How to use Subversion at two sites
For the last six weeks I’ve been working for a company called WANdisco; a Silicon Valley based business with a product that the more I learn about, the more it fascinates me. In development since 2001, the current WANdisco product range is actually a two stage affair. First, a common replication engine called Dcone sits underneath every product and organises a type of Peer to Peer communication between instances of itself running on different physical servers. On top of this runs product specific code for each piece of software WANdisco has support for; currently Subversion, CVS and Jira.

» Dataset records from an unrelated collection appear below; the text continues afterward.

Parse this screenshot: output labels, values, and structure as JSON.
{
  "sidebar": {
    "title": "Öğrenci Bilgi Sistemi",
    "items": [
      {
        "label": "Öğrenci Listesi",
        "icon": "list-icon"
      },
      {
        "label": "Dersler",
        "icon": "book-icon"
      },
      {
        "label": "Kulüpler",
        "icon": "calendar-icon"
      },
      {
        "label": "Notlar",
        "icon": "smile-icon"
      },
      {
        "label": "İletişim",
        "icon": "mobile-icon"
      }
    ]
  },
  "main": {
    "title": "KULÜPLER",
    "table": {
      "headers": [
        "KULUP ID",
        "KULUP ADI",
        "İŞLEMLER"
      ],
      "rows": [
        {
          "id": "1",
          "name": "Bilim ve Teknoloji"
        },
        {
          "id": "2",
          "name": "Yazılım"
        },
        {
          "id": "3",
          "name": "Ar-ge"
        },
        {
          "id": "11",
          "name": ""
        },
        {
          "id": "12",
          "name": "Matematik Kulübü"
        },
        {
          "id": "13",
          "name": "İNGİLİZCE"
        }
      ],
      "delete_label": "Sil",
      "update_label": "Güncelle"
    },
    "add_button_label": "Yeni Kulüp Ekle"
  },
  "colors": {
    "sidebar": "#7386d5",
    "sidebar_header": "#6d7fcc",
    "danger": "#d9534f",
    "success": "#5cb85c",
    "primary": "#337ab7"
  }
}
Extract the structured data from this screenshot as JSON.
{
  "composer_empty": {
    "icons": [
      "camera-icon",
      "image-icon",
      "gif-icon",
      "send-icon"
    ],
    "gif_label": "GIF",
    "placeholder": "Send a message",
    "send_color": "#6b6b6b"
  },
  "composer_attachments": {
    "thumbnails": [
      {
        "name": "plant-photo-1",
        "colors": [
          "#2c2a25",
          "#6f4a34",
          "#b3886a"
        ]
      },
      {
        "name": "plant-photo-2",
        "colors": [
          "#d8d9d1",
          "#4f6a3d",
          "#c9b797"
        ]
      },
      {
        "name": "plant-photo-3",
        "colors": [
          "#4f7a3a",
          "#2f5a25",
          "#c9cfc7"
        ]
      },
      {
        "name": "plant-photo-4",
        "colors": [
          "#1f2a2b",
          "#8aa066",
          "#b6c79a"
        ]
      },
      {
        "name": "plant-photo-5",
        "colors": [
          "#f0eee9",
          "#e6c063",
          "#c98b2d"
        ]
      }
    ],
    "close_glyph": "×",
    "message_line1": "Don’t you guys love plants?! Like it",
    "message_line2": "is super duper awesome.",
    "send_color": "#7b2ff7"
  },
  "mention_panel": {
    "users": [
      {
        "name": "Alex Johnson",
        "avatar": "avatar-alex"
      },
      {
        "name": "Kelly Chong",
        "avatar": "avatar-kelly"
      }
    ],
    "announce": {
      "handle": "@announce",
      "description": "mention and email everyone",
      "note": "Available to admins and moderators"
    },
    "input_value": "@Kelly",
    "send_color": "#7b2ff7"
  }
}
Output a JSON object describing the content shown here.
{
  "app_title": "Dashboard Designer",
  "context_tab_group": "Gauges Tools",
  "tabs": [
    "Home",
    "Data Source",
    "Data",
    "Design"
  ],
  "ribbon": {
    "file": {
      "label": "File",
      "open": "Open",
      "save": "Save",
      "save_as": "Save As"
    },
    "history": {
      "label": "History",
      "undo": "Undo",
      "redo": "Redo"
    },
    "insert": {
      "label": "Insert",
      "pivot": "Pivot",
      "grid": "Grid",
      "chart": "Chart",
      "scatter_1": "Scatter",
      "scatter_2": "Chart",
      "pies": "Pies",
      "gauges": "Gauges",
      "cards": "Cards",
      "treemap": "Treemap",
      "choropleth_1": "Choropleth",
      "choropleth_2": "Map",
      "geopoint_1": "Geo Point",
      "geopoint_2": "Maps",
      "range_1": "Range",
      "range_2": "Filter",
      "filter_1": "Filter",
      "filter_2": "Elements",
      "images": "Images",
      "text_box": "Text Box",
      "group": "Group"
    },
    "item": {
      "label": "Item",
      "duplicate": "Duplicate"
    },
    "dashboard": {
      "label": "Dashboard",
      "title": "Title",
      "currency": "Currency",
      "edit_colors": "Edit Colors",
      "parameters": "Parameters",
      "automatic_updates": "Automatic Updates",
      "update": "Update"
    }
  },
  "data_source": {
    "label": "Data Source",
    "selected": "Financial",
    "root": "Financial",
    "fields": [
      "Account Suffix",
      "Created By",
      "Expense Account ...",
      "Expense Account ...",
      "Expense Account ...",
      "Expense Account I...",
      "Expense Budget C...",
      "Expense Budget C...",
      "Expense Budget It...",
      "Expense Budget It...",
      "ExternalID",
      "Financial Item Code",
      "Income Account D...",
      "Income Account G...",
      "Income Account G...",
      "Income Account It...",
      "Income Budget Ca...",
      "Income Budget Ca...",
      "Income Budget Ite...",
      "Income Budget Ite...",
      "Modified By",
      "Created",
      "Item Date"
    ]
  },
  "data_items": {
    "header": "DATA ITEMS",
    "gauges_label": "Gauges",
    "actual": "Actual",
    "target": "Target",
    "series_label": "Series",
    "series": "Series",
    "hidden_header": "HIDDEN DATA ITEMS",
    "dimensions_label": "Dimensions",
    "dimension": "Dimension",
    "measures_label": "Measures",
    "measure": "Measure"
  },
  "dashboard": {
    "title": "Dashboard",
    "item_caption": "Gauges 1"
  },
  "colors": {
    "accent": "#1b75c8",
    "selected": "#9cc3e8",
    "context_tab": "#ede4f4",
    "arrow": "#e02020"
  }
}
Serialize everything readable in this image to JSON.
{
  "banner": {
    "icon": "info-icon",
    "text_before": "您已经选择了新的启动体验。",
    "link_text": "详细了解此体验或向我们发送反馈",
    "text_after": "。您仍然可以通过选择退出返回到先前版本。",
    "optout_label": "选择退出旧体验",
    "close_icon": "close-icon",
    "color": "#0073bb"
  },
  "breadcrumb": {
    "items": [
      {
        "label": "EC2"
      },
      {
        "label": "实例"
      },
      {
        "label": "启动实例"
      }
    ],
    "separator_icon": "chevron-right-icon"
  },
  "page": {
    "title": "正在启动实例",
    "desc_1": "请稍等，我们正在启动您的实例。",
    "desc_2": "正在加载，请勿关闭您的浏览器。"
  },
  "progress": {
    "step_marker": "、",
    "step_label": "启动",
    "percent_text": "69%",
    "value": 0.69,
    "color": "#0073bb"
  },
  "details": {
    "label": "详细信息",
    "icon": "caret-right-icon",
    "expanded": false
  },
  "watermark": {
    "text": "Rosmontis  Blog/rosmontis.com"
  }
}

The process of Subversion replication is remarkably simple, which is really the exciting thing. The WANDisco replicator is implemented as a network proxy - a Java app running in-between the server and the client. The replicator takes over listening to client requests, and when ever it sees a write command, it passes this down to Dcone, which then replicates the same write command on the other sites.
The simplicity of this is unbelievable. All of the servers stay exactly the same because they all effectively see the same communication from the client. Logic within the Dcone engine ensures all the Subversion servers recieve the same transactions replayed in exactly the same order they are recieved. As such all the servers are exact copies of each other and stay in synch at all times. If one goes down, it catches up as soon as it’s back automatically and in the right sequence. The behaviour a user sees is no different to what would happen if the client were writing directly to multiple servers at the same time, except the client only has to make its changes against the local server. WANdisco handles the rest.
This simple two-part model has many possibilities for future products, but for now the most popular WANdisco product is Subversion Multisite. I guess that’s because it has the most impact for developers and because the alternatives in Subversion land really aren’t good enough. These alternatives include svnsynch and the write-through proxy, both of which are variants on a master-slave model of replication that although better than nothing, doesn’t provide the advantages of having every server as a live independent fully functioning copy running at a local site.
I’m really looking forward to learning more about the products and to being part in the evolution of the business as the Dcone engine is applied to other products. There are many obvious applications for the WANdisco syncronising technology and the challenge seems to be where to start rather than what to do. It’s certainly an interesting place to be.